Critical response to the character has been positive. The Mary Sue praised Canute's role in the first story arc for schemes against the King and how the season finished with his killing of Askeladd, giving potential for a bigger role. Den of Geek saw that while Thorfinn is the protagonist in the series, he and Canute are under the eyes of Askeladd, who seems to care for their futures despite his violent actions. The Escapist Magazine commented the first arc of Vinland Saga heavily explored the concept of revenge and consequences throughout its characters Canute detesting his own father due to favouritism over his siblings. This causes a major impact in the young man due to his corrupted portrayal for his patricide quest. Screen Rant found Canute's storyline compelling due to how he changes from a confined prince to a corrupted person after learning the harsh realities of the world, to the point where he plots patricide alongside Askeladd's forces. The fact that this time Canute is fighting alone but has political power was noted by the website to make the second season more interesting to see played. But Why Tho said that while Thorkell's appearance in the second season was brief, he still had a powerful and ominous exchange with Canute that excited the reviewer to see him again in the next episodes. Geekmi was surprised by how different Canute was in the anime's second season upon first being revealed in terms of design, as he appeared to appeal to a different audience.

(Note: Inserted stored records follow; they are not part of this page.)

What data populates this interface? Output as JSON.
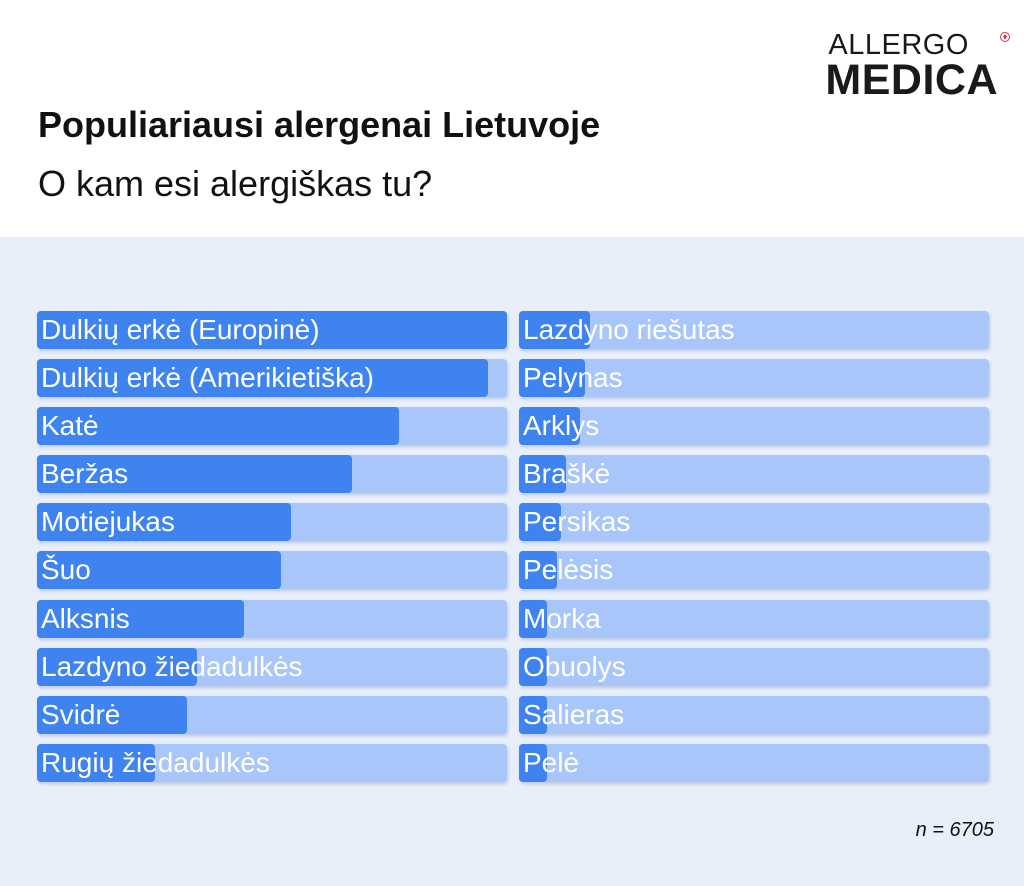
{
  "logo": {
    "line1": "ALLERGO",
    "line2": "MEDICA"
  },
  "colors": {
    "bar_fill": "#3f83f1",
    "bar_track": "#a9c6fa",
    "panel_bg": "#e8effa",
    "logo_mark": "#e0354b"
  },
  "chart_data": {
    "type": "bar",
    "orientation": "horizontal",
    "title": "Populiariausi alergenai Lietuvoje",
    "subtitle": "O kam esi alergiškas tu?",
    "note": "n = 6705",
    "xlim": [
      0,
      100
    ],
    "columns": [
      {
        "categories": [
          "Dulkių erkė (Europinė)",
          "Dulkių erkė (Amerikietiška)",
          "Katė",
          "Beržas",
          "Motiejukas",
          "Šuo",
          "Alksnis",
          "Lazdyno žiedadulkės",
          "Svidrė",
          "Rugių žiedadulkės"
        ],
        "values": [
          100,
          96,
          77,
          67,
          54,
          52,
          44,
          34,
          32,
          25
        ]
      },
      {
        "categories": [
          "Lazdyno riešutas",
          "Pelynas",
          "Arklys",
          "Braškė",
          "Persikas",
          "Pelėsis",
          "Morka",
          "Obuolys",
          "Salieras",
          "Pelė"
        ],
        "values": [
          15,
          14,
          13,
          10,
          9,
          8,
          6,
          6,
          6,
          6
        ]
      }
    ]
  }
}
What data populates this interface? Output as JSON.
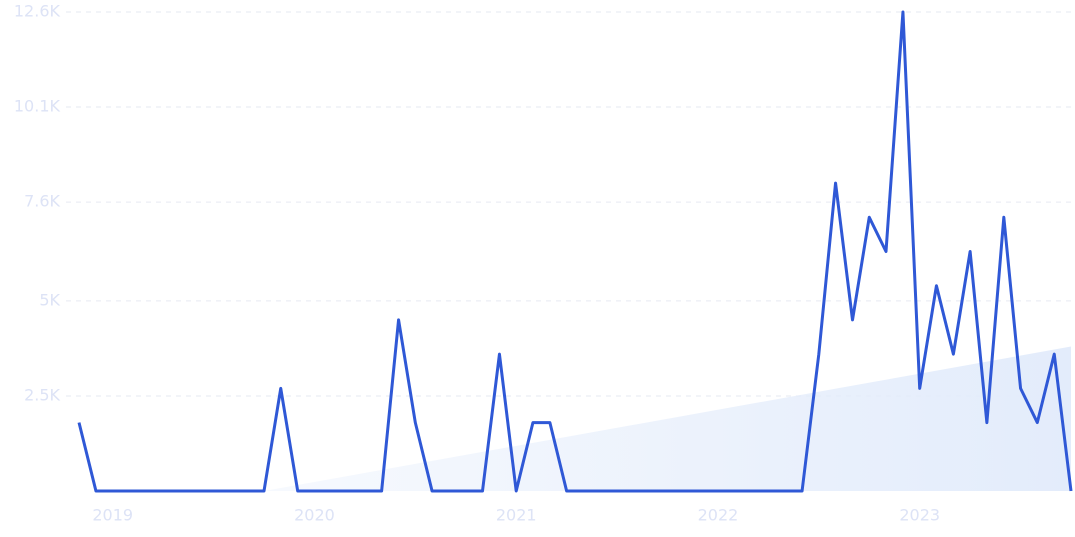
{
  "chart_data": {
    "type": "line",
    "x": [
      2018.833,
      2018.917,
      2019.0,
      2019.083,
      2019.167,
      2019.25,
      2019.333,
      2019.417,
      2019.5,
      2019.583,
      2019.667,
      2019.75,
      2019.833,
      2019.917,
      2020.0,
      2020.083,
      2020.167,
      2020.25,
      2020.333,
      2020.417,
      2020.5,
      2020.583,
      2020.667,
      2020.75,
      2020.833,
      2020.917,
      2021.0,
      2021.083,
      2021.167,
      2021.25,
      2021.333,
      2021.417,
      2021.5,
      2021.583,
      2021.667,
      2021.75,
      2021.833,
      2021.917,
      2022.0,
      2022.083,
      2022.167,
      2022.25,
      2022.333,
      2022.417,
      2022.5,
      2022.583,
      2022.667,
      2022.75,
      2022.833,
      2022.917,
      2023.0,
      2023.083,
      2023.167,
      2023.25,
      2023.333,
      2023.417,
      2023.5,
      2023.583,
      2023.667,
      2023.75
    ],
    "series": [
      {
        "color": "#2f58d6",
        "values": [
          1800,
          0,
          0,
          0,
          0,
          0,
          0,
          0,
          0,
          0,
          0,
          0,
          2700,
          0,
          0,
          0,
          0,
          0,
          0,
          4500,
          1800,
          0,
          0,
          0,
          0,
          3600,
          0,
          1800,
          1800,
          0,
          0,
          0,
          0,
          0,
          0,
          0,
          0,
          0,
          0,
          0,
          0,
          0,
          0,
          0,
          3600,
          8100,
          4500,
          7200,
          6300,
          12600,
          2700,
          5400,
          3600,
          6300,
          1800,
          7200,
          2700,
          1800,
          3600,
          0
        ]
      }
    ],
    "trend": {
      "x": [
        2019.75,
        2023.75
      ],
      "values": [
        0,
        3800
      ],
      "color": "#dbe7fb"
    },
    "xlim": [
      2018.833,
      2023.75
    ],
    "xticks": [
      2019,
      2020,
      2021,
      2022,
      2023
    ],
    "ylim": [
      0,
      12600
    ],
    "yticks": [
      {
        "value": 2500,
        "label": "2.5K"
      },
      {
        "value": 5000,
        "label": "5K"
      },
      {
        "value": 7600,
        "label": "7.6K"
      },
      {
        "value": 10100,
        "label": "10.1K"
      },
      {
        "value": 12600,
        "label": "12.6K"
      }
    ],
    "grid": true
  }
}
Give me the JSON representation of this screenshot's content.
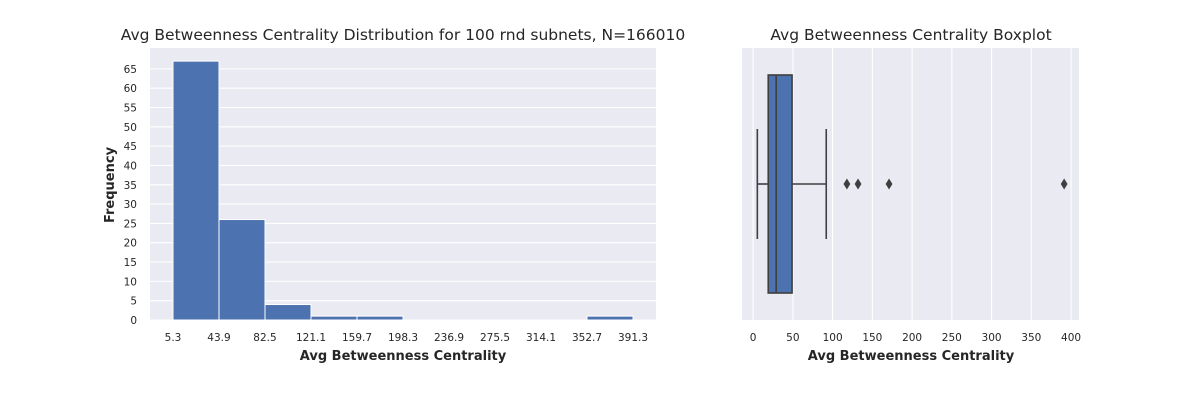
{
  "chart_data": [
    {
      "type": "bar",
      "title": "Avg Betweenness Centrality Distribution for 100 rnd subnets, N=166010",
      "xlabel": "Avg Betweenness Centrality",
      "ylabel": "Frequency",
      "bin_edges": [
        5.3,
        43.9,
        82.5,
        121.1,
        159.7,
        198.3,
        236.9,
        275.5,
        314.1,
        352.7,
        391.3
      ],
      "x_tick_labels": [
        "5.3",
        "43.9",
        "82.5",
        "121.1",
        "159.7",
        "198.3",
        "236.9",
        "275.5",
        "314.1",
        "352.7",
        "391.3"
      ],
      "values": [
        67,
        26,
        4,
        1,
        1,
        0,
        0,
        0,
        0,
        1
      ],
      "y_ticks": [
        0,
        5,
        10,
        15,
        20,
        25,
        30,
        35,
        40,
        45,
        50,
        55,
        60,
        65
      ],
      "ylim": [
        0,
        70.4
      ],
      "grid": true,
      "colors": {
        "bar": "#4c72b0",
        "bar_edge": "#ffffff",
        "background": "#eaeaf2",
        "grid": "#ffffff"
      }
    },
    {
      "type": "boxplot",
      "title": "Avg Betweenness Centrality Boxplot",
      "xlabel": "Avg Betweenness Centrality",
      "x_ticks": [
        0,
        50,
        100,
        150,
        200,
        250,
        300,
        350,
        400
      ],
      "xlim": [
        -14,
        410
      ],
      "stats": {
        "whisker_low": 5.3,
        "q1": 19,
        "median": 29,
        "q3": 49,
        "whisker_high": 92
      },
      "outliers": [
        118,
        132,
        171,
        391.3
      ],
      "grid": true,
      "colors": {
        "box": "#4c72b0",
        "line": "#3f3f3f",
        "background": "#eaeaf2",
        "grid": "#ffffff"
      }
    }
  ]
}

After the second story arc, Canute was absent from most of the next one. However, he makes brief returns in the final arc. This led to curiosity within the fandom in regard to the character dying in the final arc. However, whether or not the character would be killed in future events was kept unknown due to whether or not Yukimura would adapt the figure's death in the manga, as the real Canute died in 1035 as a natural death.

===Psychology and analysis===
In "The European Middle Ages through the Prism of Contemporary Japanese Literature: A Study of Vinland Saga, Spice & Wolf and l'Éclipse", Maxime Danesin claims Yukimura takes liberties with the portrayal of his characters, such as Canute in the first story arc, by giving him an androgynous and fragile look when interacting with Thorkell. Further exploring this subject, Yaledma Ayala Sepúlveda notes that the subject is a parallel to Thorfinn's own change of character. Canute defies the Christian God's love for humanity after the death of his caretaker. His transition from an androgynous man with long hair to a bearded man with short hair happens alongside his growth. This results into his growth as a man and eventual ruler, and while his faith is not as unwavering, he is still shown to be a Christian.

The transformation of Canute from a shy youth to a menacing man was done as a result of his father's death, who hunts him across the narrative in the form of hallucinations. Yukimura also takes far more liberties with Canute's characterization when re-enacting the tale of King Canute and the tide. In both events, the figure shows his lack of god-like power by ordering the sea. In Henry of Huntingdon's report, Cnut realizes his inferiority and accepts that God is above all, whereas Yukimura revitalizes this scene by giving it an antagonistic and tragic signification: a declaration of insurrection against God. The event went to be called the "final challenge to Cnut's image as a Christian king and crystallizes the peak of his philosophical and religious struggle throughout the manga." The writer further explains that across Vinland Saga, Yukimura pays both homage to the original Canute as well as his own take on the character by giving him such a role. Reviewing the anime adaptation, Anime News Network enjoyed this scene of Canute demanding the ocean to obey his godlike power, making the tide story interpreted in a clever fashion.